There’s room for either interpretation. So different in style are these two policy-defining addresses, the SONA and the Budget, they could have been delivered by opposing political parties, which is symptomatic of the schizophrenic nature of the African National Congress’ alliance with the SA Communist Party and the Congress of SA Trade Unions.
Ramaphosa’s approach in SONA 2020 was supplicatory, the tone one of accommodation, even appeasement. Seemingly forgetting that this is his fourth SONA — the first was in 2018 and because of the general election, there were two in 2019 — Ramaphosa said, “In my first two addresses to the nation I spoke at length about the necessity of social compacting … [the need] for collaboration and consensus. Achieving consensus and building social compacts … is the very essence of who we are.”
In contrast, Mboweni’s tone is more practical, the emphasis on achieving a “capable and efficient” state apparatus. As he put it before pulling the rug from under government employees, “Our Aloe Ferox can withstand the long dry season because it is unsentimental. It sheds dead weight, in order to direct increasingly scarce resources to what is young and vital.”
Then, confounding commentators’ predictions that he would not dare take on the left of the party and no doubt pleasing the rating agencies, he took the first step to shedding that “dead weight”. There would be, he announced, a R160bn cut over three years to the public service salary bill, which has risen 40% in real terms over the past dozen years.
Mboweni then proceeded to rub further salt into Cosatu wounds of a recent government announcement that it wants to renegotiate the lavish public service wage agreement of last year. Rather than cosseting those in protected employment, he provided some rare, albeit modest, relief to individual taxpayers, as well as promising an unspecified future cut in the corporate tax rate.
Cosatu’s reaction has been predictable. It says the “feeble and inflammatory” Budget means that “the battle lines are drawn.”
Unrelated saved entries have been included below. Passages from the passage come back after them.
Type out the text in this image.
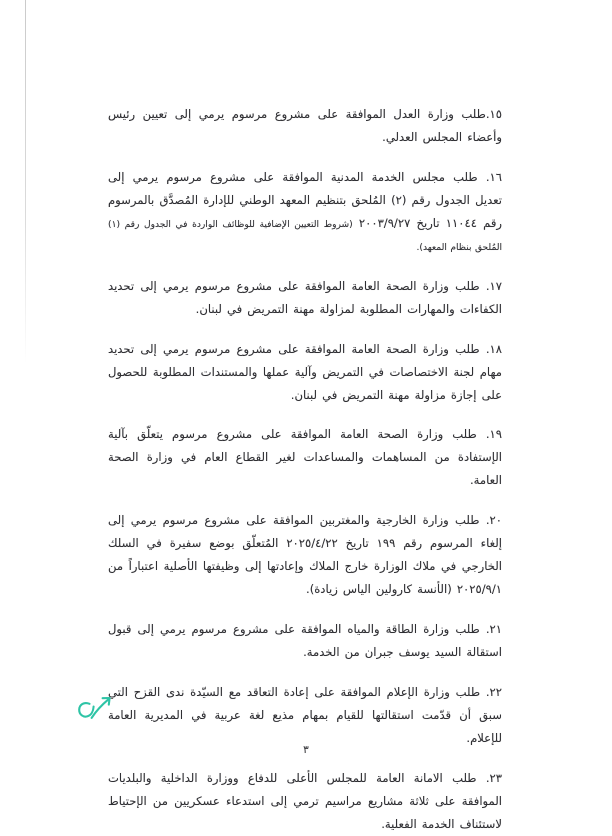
١٥.طلب وزارة العدل الموافقة على مشروع مرسوم يرمي إلى تعيين رئيس وأعضاء المجلس العدلي.

١٦. طلب مجلس الخدمة المدنية الموافقة على مشروع مرسوم يرمي إلى تعديل الجدول رقم (٢) المُلحق بتنظيم المعهد الوطني للإدارة المُصدَّق بالمرسوم رقم ١١٠٤٤ تاريخ ٢٠٠٣/٩/٢٧ (شروط التعيين الإضافية للوظائف الواردة في الجدول رقم (١) المُلحق بنظام المعهد).

١٧. طلب وزارة الصحة العامة الموافقة على مشروع مرسوم يرمي إلى تحديد الكفاءات والمهارات المطلوبة لمزاولة مهنة التمريض في لبنان.

١٨. طلب وزارة الصحة العامة الموافقة على مشروع مرسوم يرمي إلى تحديد مهام لجنة الاختصاصات في التمريض وآلية عملها والمستندات المطلوبة للحصول على إجازة مزاولة مهنة التمريض في لبنان.

١٩. طلب وزارة الصحة العامة الموافقة على مشروع مرسوم يتعلّق بآلية الإستفادة من المساهمات والمساعدات لغير القطاع العام في وزارة الصحة العامة.

٢٠. طلب وزارة الخارجية والمغتربين الموافقة على مشروع مرسوم يرمي إلى إلغاء المرسوم رقم ١٩٩ تاريخ ٢٠٢٥/٤/٢٢ المُتعلّق بوضع سفيرة في السلك الخارجي في ملاك الوزارة خارج الملاك وإعادتها إلى وظيفتها الأصلية اعتباراً من ٢٠٢٥/٩/١ (الأنسة كارولين الياس زيادة).

٢١. طلب وزارة الطاقة والمياه الموافقة على مشروع مرسوم يرمي إلى قبول استقالة السيد يوسف جبران من الخدمة.

٢٢. طلب وزارة الإعلام الموافقة على إعادة التعاقد مع السيّدة ندى القزح التي سبق أن قدّمت استقالتها للقيام بمهام مذيع لغة عربية في المديرية العامة للإعلام.

٢٣. طلب الامانة العامة للمجلس الأعلى للدفاع ووزارة الداخلية والبلديات الموافقة على ثلاثة مشاريع مراسيم ترمي إلى استدعاء عسكريين من الإحتياط لاستئناف الخدمة الفعلية.

٣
The government’s “continuous attacks” on public servants are “silly and tiresome”, with “little recognition” given to their working conditions, like being “overworked and underpaid”. If the government dares proceed with these changes, Cosatu will “collapse” the public service and “part ways” with the government.
How such a conflict between the unions and the Ramaphosa administration would play out is as important for SA as is the one already raging between the Ramaphosa faction and the radical state-capture remnants of the Zuma era. For SA to avoid economic implosion, Ramaphosa has to win both battles.
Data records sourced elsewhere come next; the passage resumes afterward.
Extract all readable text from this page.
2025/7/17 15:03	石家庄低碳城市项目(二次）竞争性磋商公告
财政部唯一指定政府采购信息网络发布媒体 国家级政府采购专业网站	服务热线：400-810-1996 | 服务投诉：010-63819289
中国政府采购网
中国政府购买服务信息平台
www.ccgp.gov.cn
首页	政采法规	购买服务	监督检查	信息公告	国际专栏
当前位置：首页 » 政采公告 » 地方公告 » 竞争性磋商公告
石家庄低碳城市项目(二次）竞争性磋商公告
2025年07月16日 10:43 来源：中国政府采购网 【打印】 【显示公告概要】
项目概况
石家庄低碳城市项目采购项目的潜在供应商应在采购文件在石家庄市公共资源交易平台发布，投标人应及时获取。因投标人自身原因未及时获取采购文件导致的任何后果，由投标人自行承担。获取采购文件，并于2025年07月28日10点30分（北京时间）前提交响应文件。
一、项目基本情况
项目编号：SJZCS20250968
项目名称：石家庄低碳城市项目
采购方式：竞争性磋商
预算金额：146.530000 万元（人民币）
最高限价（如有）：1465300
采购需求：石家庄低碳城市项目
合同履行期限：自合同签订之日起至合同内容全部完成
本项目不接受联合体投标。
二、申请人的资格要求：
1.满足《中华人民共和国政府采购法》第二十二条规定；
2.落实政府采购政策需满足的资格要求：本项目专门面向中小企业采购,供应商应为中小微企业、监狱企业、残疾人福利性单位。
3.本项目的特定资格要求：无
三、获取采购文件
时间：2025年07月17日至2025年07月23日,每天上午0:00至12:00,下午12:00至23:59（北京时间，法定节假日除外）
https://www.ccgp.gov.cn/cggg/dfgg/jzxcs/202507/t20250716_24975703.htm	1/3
How the forces stack up on each side is still unclear. Ramaphosa’s position is weakened by the fact that he is indebted to Cosatu and the SACP for his election as party leader and for his survival as SA’s president. But the unions, too, have been weakened, in their case by years of economic attrition.
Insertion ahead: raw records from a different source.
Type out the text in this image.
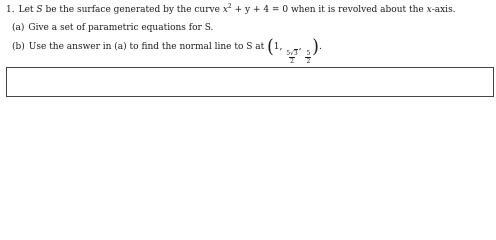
1. Let S be the surface generated by the curve $x^2 + y + 4 = 0$ when it is revolved about the x-axis.
(a) Give a set of parametric equations for S.
(b) Use the answer in (a) to find the normal line to S at (1,
$\frac{5√3}{2}$
,
$\frac{5}{2}$ ).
It is also, fortunately, a relationship of mutual dependency. Because there is no love lost between the unionists and communists on the one hand, and the Zuma-ites on the other, Ramaphosa is the only viable channel for Cosatu and the SACP to exercise significant influence and power.
Cosatu and the SACP will undoubtedly huff and puff. But, one hopes, calculatedly not hard enough to bring down on everyone’s head, including their own, the roof of Ramaphosa’s rickety residence.